Alleged bogus doctor accused over three deaths in Greece


A Greek man accused of fabricating medical qualifications to pose as a doctor, whose bogus cures allegedly resulted in three deaths, fell under suspicion after a real medic spotted his inability to properly sterilise his hands.

The 47-year-old was arrested in Athens on charges of manslaughter and fraud this week.

“He was introduced to us through the church,” the father of one of the purported victims told Open TV. “The truth is we believed him [at] first because he was introduced with very important studies from America, New York.”

The suspect allegedly administered quack cures to at least 45 people, many suffering from cancer and other incurable conditions.

Police say that using the pseudonym Nicholaos Kontos, he posed variously as a US-educated paediatric oncologist, a surgical neurophysiologist, an executive member of the International Red Cross and a researcher at a renowned medical centre in Switzerland.

Media outlets reported that he also presented himself as a physiotherapist and a doctor with links to the Vatican. Alleged victims were found through relatives seeking solace in monasteries and on the autonomous republic of Mount Athos. Treatments were described as diet-based and included courses of vitamins, organic herbs and cannabis.

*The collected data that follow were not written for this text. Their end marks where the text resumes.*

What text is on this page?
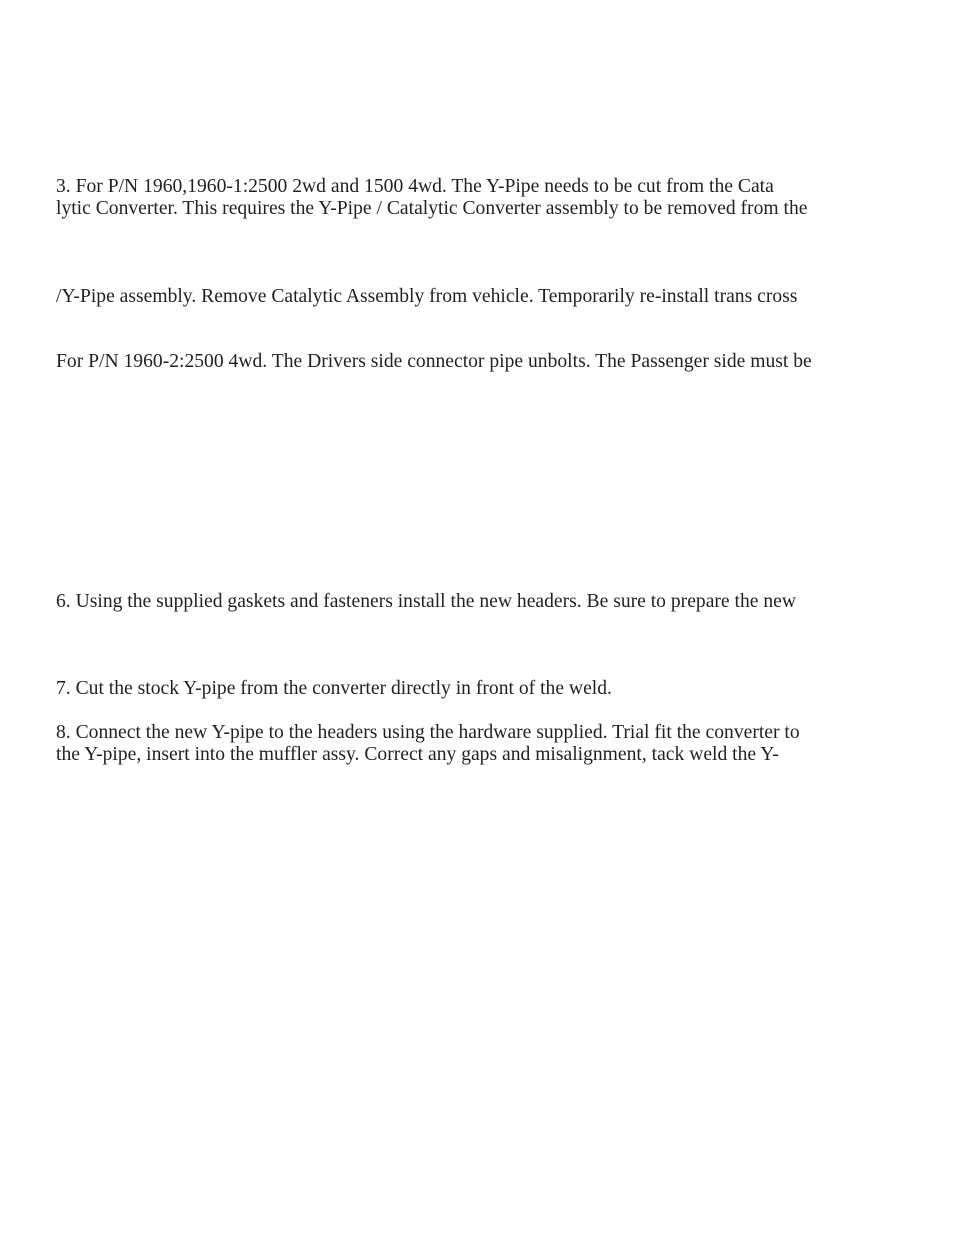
3. For P/N 1960,1960-1:2500 2wd and 1500 4wd. The Y-Pipe needs to be cut from the Cata

lytic Converter. This requires the Y-Pipe / Catalytic Converter assembly to be removed from the

/Y-Pipe assembly. Remove Catalytic Assembly from vehicle. Temporarily re-install trans cross

For P/N 1960-2:2500 4wd. The Drivers side connector pipe unbolts. The Passenger side must be

6. Using the supplied gaskets and fasteners install the new headers. Be sure to prepare the new

7. Cut the stock Y-pipe from the converter directly in front of the weld.

8. Connect the new Y-pipe to the headers using the hardware supplied. Trial fit the converter to

the Y-pipe, insert into the muffler assy. Correct any gaps and misalignment, tack weld the Y-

Among the three people believed to have died at his hands were two children aged 14 and 16, and a 76-year-old man whose combined medical bills reportedly exceeded €58,000.

A LinkedIn page cited by the daily paper Protothema as belonging to the suspect described his career as being “focused on understanding the fundamental mechanisms of cancer growth and progression”.

The search was initiated after distraught relatives reported their suspicions to police 13 months ago. A doctor also raised the alarm, alerting authorities after the man appeared ignorant of the procedure for sanitising his hands before surgery.

Skai TV said on Thursday that he had eventually been traced to a luxurious villa in a leafy suburb south-east of central Athens after police followed a school bus carrying his two children. He allegedly told police: “I’ve been waiting for you,” when they arrived at his door.

The man has not yet been publicly identified, but personal data and pictures of him are expected to be circulated in the coming days as police hope other victims who might recognise him will come forward.

Investigations are under way into whether the suspect was aided and abetted by clinics he allegedly collaborated with.